By Marc Klaas
On Sunday, the killer called the local Fox affiliate collect to protest a news report that maintained the killer liked his cell at the Santa Clara County Jail. "Not so, this place sucks," he complained. Davis admitted killing Polly, but denied that the unrolled condom found on Pythian Road was his. "It's bad enough. Don't make it worse than it already is. I don't know where it (condom) came from. It's not the kind I had." This character thinks rape is worse than abduction and murder. Keep talking sucker. You just admitted to having condoms that night.
Turning Point is a transitional housing project for homeless men and women unable to obtain permanent housing and employment. Clients pay no rent and are encouraged to save money for an apartment. Case workers assist in securing employment, clothing, transportation and a variety of personal services. Doors are locked at 10pm, Sunday through Thursday and at midnight on Friday and Saturday. The alarm system is disengaged and doors unlocked at 6am. Although some parolees enter the program, Turning Point is not a half way house and does not knowingly accept violent offenders.
Unaware of his violent past, case worker and witness Laureen Lundin recommended the killer for Turning Point. The enthusiastic ex-con wanted to apply sheet metal skills learned in the penitentiary. Hired by a machine shop at $16 per hour, the killer quit when his salary bottomed out at $8 per hour.
Making twice the minimum wage, with a roof over his head, three meals a day and a superior lifestyle to that of most homeless people the convicted kidnapper spun out of control. His boasts of shooting and robbery intimidated the staff and clientele of Turning Point. Enraged and unemployed Davis spent most of his savings on an old Pinto and turned his attention toward his sister who squatted on an Indian Reservation 75 miles north of Petaluma. His new goal was to work the marijuana harvest with his brother in law. Ms. Lundin discouraged the lawless decision but issued overnight passes anyway.
Click here for a courtroom sketch of "The Rubber Lady". For permission to reproduce these images, or for information on court services, call Vicki Behringer (916) 972-8225.
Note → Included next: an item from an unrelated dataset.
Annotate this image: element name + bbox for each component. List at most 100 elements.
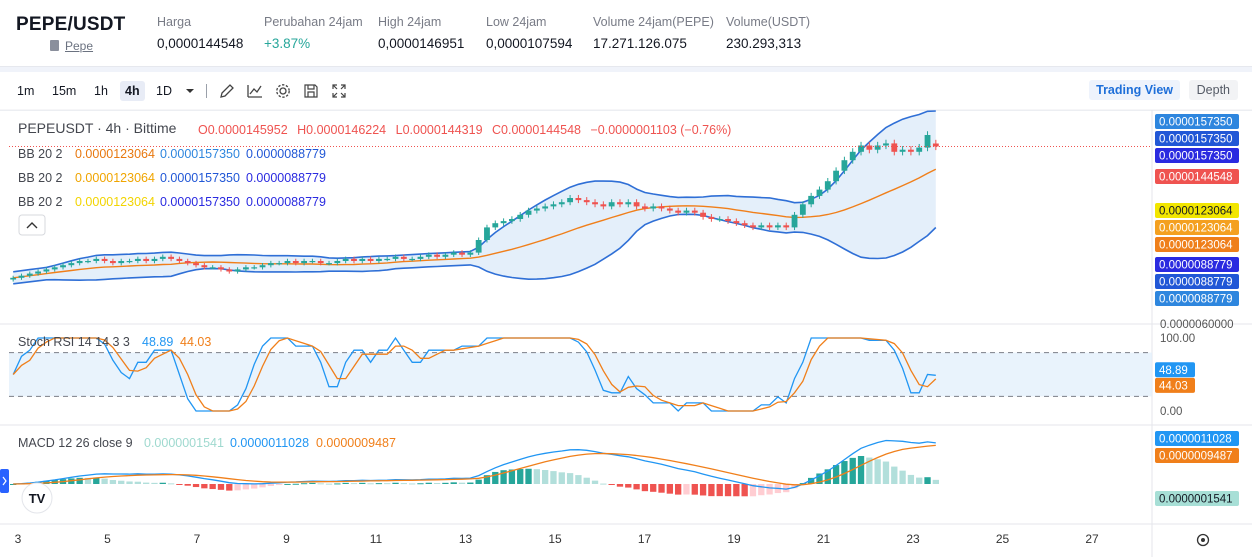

Davis shaved his beard and stopped wearing a headband immediately after Polly's abduction. Otherwise, the increasingly sullen loner maintained an appearance of normalcy. Despite the fact that he was spending less and less time in the program, Ms. Lundin refused to believe that the increasingly sullen loner was implicated in the heinous crime. Upon entering the program on the July 4 weekend the ex-con understood that his "last chance" depended upon a willingness to take new skills into society and become productive.
The defense introduced an incident to illustrate the humanity of the killer. One night he brought a leashed dog to Turning Point. He fed the dog and returned it to the owner the next day. Was this a benevolent act or simply a ploy to get a reward? As a youth Davis doused cats in gasoline and set them on fire. He threw a knife into the heart of his own dog and laughed as it rolled down a hill. For this killer there was no turning point.